Lightfoot met with Johnson on Monday to deliver the news, and he was “accepting,” she said.
Johnson’s actions on the night of October 16 and morning of October 17 demonstrated “a series of ethical lapses and flawed decision making,” she said, adding that he then went on to promptly hold a news conference in which he was dishonest with the public.
“He was not caught off guard, and he had plenty of time to choose his words, and the choice he made was a communicated narrative replete with false statements all seemingly intended to hide the true nature of his conduct the evening before,” the mayor said.
Even when Lightfoot challenged his story, she said, he maintained that he was telling the truth.
“I now know definitively that he was not,” she said. “Had I known these facts at the time, I would’ve relieved him of his duties as superintendent then and there.
I certainly would not have participated in a celebratory press conference to announce his retirement.”

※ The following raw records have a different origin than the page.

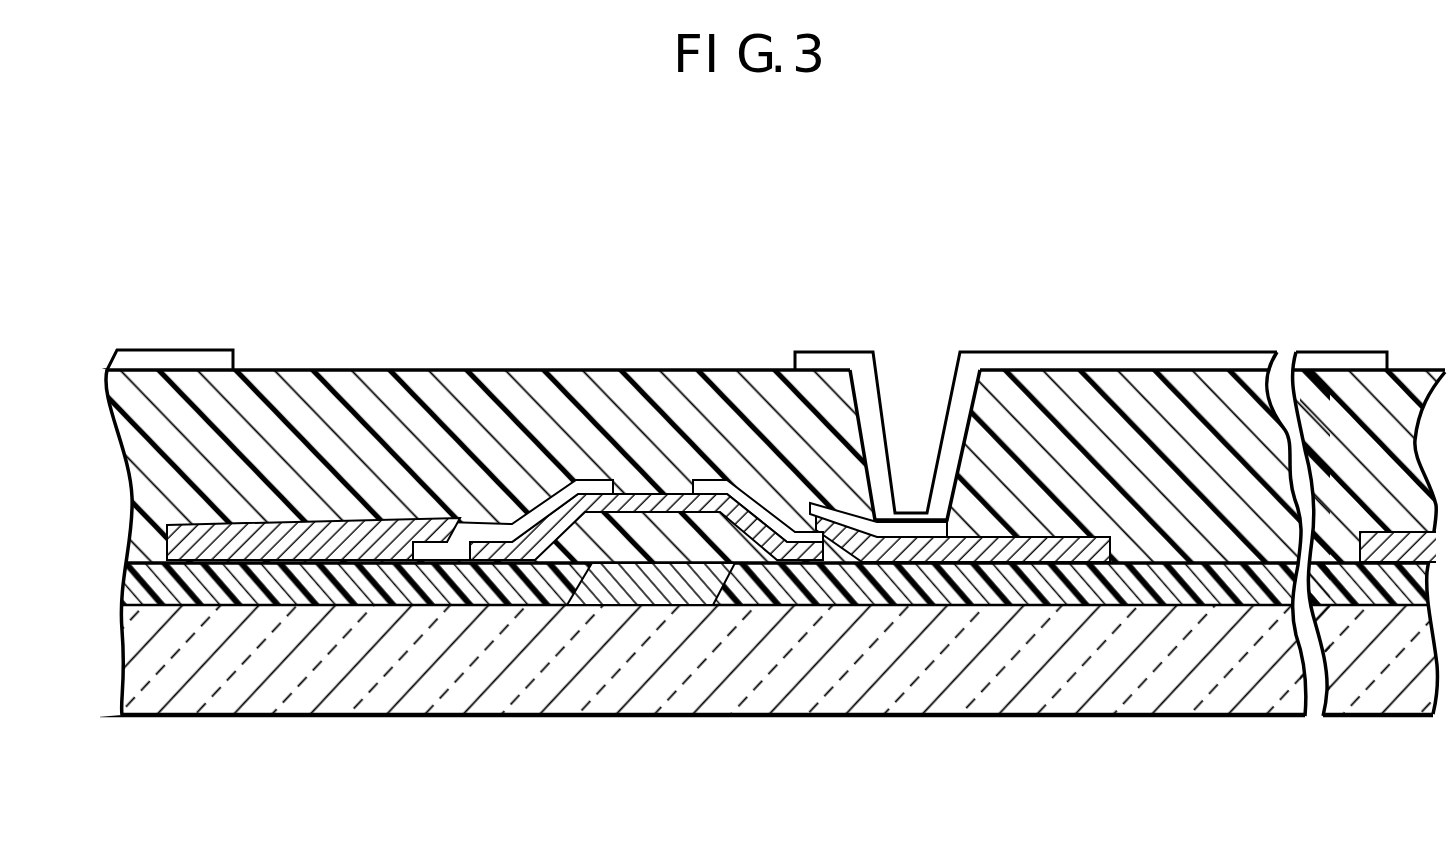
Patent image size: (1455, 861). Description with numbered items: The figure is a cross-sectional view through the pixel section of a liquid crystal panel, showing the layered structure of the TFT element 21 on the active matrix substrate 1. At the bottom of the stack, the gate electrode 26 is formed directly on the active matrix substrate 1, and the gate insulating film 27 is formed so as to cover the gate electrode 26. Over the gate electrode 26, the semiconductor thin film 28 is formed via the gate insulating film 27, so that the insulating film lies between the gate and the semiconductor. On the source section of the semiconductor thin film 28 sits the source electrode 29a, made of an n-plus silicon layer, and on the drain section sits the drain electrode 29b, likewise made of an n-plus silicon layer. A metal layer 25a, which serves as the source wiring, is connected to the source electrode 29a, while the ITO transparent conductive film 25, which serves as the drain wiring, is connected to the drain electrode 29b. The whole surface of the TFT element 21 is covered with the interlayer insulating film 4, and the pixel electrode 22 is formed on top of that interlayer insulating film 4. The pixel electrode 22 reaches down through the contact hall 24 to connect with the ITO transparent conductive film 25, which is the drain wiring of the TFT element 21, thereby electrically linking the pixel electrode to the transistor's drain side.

The active matrix substrate 1 is at (772, 667).
The interlayer insulating film 4 is at (293, 412).
The TFT element 21 is at (680, 385).
The pixel electrode 22 is at (1062, 363).
The contact hall 24 is at (917, 388).
The ITO transparent conductive film 25 is at (1047, 545).
The metal layer 25a is at (340, 525).
The gate electrode 26 is at (651, 588).
The gate insulating film 27 is at (940, 588).
The semiconductor thin film 28 is at (641, 490).
The source electrode 29a is at (500, 523).
The drain electrode 29b is at (753, 505).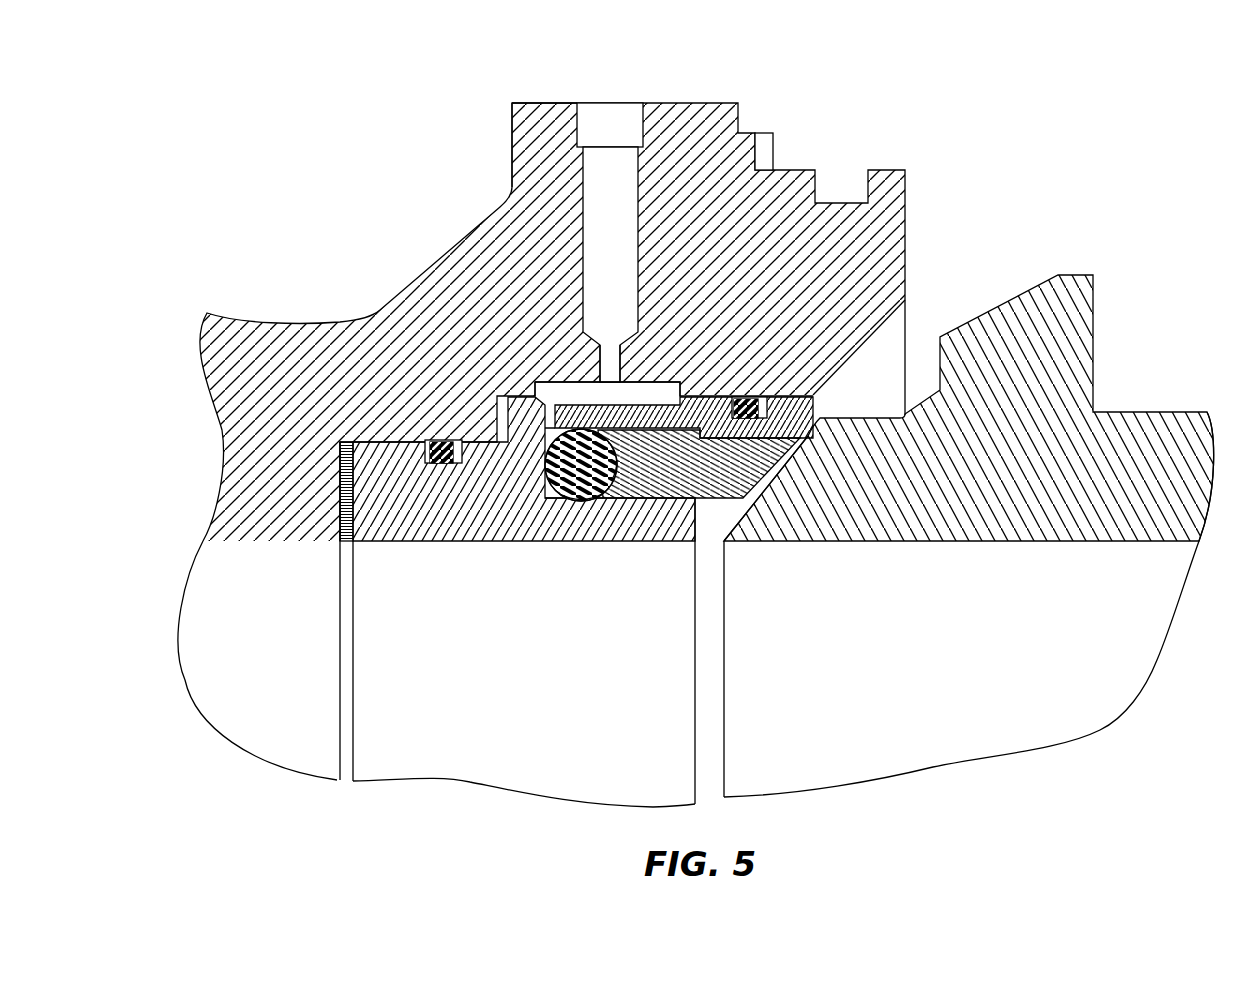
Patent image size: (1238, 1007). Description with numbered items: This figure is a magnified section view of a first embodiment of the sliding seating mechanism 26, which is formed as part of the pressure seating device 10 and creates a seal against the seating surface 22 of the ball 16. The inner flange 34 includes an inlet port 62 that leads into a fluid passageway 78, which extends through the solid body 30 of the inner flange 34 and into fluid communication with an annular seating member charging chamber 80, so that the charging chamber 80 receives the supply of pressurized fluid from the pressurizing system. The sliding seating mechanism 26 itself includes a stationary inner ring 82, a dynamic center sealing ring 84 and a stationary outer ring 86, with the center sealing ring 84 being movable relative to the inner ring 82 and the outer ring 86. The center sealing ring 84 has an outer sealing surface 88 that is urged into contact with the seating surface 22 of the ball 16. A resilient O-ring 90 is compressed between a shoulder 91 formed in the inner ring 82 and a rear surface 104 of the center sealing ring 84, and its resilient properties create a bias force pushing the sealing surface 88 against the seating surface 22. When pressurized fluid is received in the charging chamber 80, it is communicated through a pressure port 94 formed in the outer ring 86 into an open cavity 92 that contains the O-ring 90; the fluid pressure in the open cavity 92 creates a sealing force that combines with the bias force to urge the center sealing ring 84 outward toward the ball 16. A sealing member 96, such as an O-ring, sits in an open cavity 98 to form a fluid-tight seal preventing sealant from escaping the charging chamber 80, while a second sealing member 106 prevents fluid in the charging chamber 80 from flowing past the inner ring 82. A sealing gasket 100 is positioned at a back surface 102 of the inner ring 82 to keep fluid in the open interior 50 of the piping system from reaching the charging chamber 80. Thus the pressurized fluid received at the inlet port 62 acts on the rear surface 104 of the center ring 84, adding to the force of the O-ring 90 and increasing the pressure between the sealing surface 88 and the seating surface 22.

The pressure seating device 10 is at (315, 256).
The ball 16 is at (969, 446).
The seating surface 22 is at (714, 375).
The sliding seating mechanism 26 is at (537, 550).
The solid body 30 is at (443, 287).
The inner flange 34 is at (538, 120).
The open interior 50 is at (688, 652).
The inlet port 62 is at (605, 118).
The fluid passageway 78 is at (620, 170).
The annular seating member charging chamber 80 is at (605, 393).
The stationary inner ring 82 is at (538, 521).
The dynamic center sealing ring 84 is at (665, 498).
The stationary outer ring 86 is at (818, 383).
The outer sealing surface 88 is at (778, 490).
The resilient O-ring 90 is at (610, 527).
The shoulder 91 is at (536, 465).
The open cavity 92 is at (565, 497).
The pressure port 94 is at (553, 402).
The sealing member 96 is at (748, 397).
The open cavity 98 is at (766, 395).
The sealing gasket 100 is at (337, 509).
The back surface 102 is at (348, 500).
The rear surface 104 is at (622, 500).
The second sealing member 106 is at (452, 463).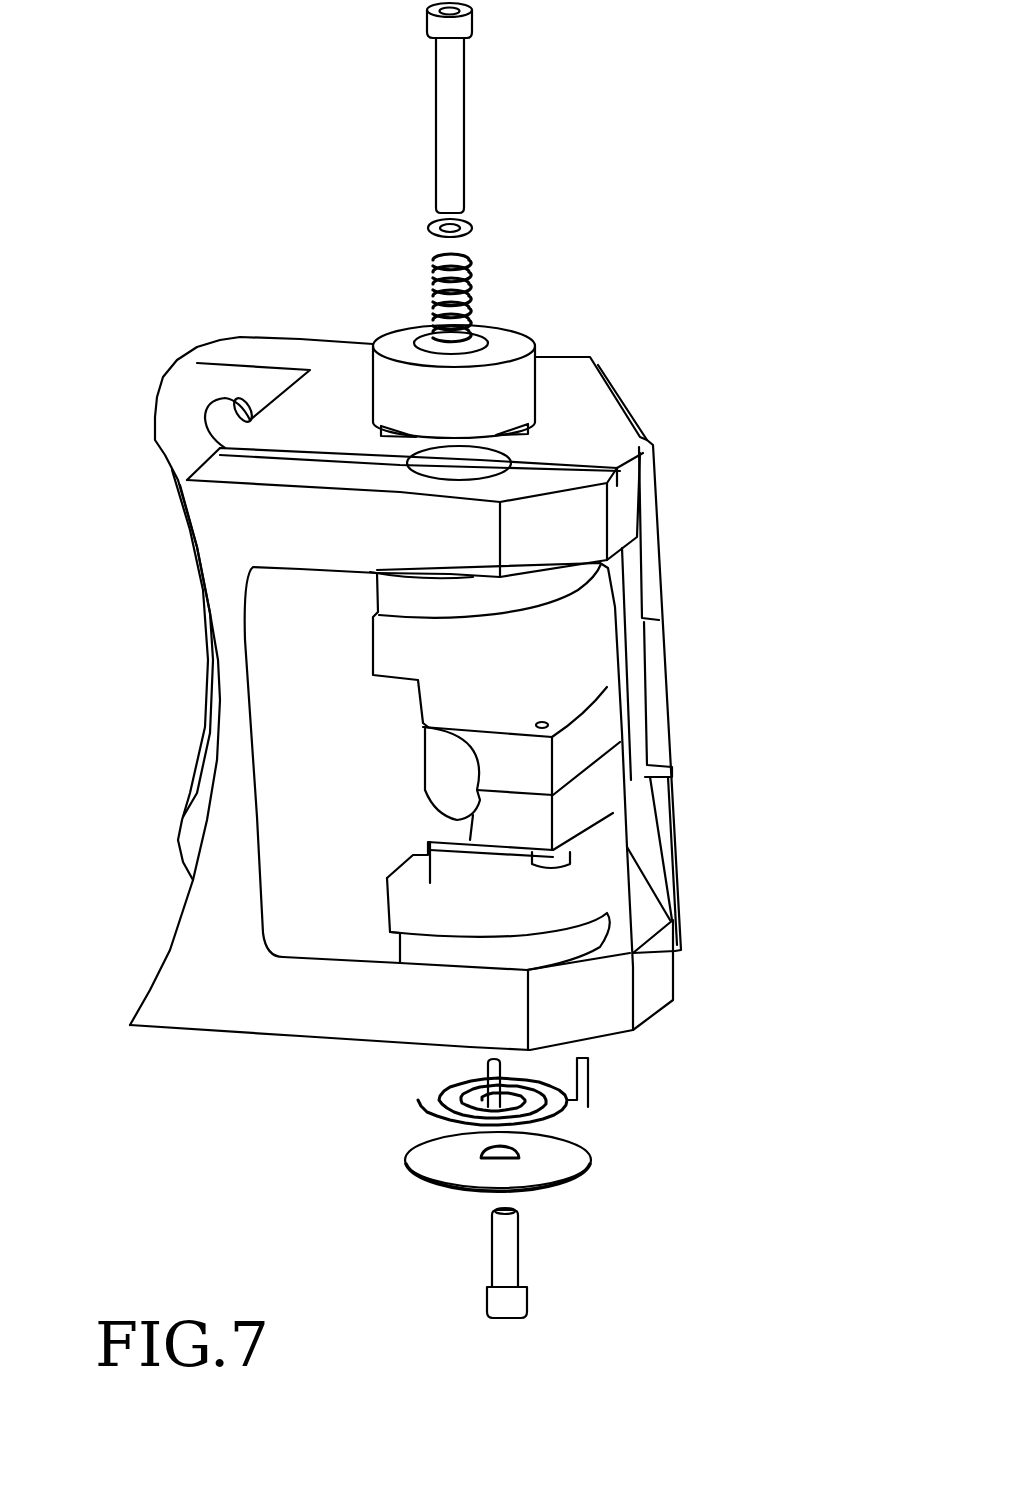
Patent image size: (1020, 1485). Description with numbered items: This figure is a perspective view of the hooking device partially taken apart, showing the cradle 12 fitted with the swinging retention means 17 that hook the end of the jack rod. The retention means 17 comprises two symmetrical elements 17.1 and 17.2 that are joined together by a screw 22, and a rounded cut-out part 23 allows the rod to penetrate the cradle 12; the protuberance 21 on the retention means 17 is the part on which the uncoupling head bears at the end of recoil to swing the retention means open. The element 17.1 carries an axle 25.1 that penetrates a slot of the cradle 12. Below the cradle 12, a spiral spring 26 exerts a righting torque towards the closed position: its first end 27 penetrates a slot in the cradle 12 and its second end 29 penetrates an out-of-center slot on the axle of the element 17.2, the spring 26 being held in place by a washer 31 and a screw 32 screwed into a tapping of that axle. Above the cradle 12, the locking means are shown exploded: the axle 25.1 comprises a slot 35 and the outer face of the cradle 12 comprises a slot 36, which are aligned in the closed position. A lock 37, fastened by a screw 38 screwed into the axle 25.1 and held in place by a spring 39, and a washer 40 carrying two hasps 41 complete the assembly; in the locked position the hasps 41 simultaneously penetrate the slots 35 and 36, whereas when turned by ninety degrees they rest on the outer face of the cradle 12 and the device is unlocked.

The city’s police union released a statement saying it understood Lightfoot’s decision and appreciated her desire for transparency and accountability within the department. Still, it cautioned against a rush to judgment.
“It’s important to understand that just this weekend, the department stripped an officer who was the victim of a high-risk battery without any investigation and without even taking a statement from the officer,” said Martin Preib, second vice president of the Chicago Fraternal Order of Police.
“It is also important to hold every facet of the city affecting the police department accountable, including (the Civilian Office of Police Accountability), the Chicago Police Board, and Inspector General. We look forward to assisting the mayor in helping to make all these institutions equally accountable.”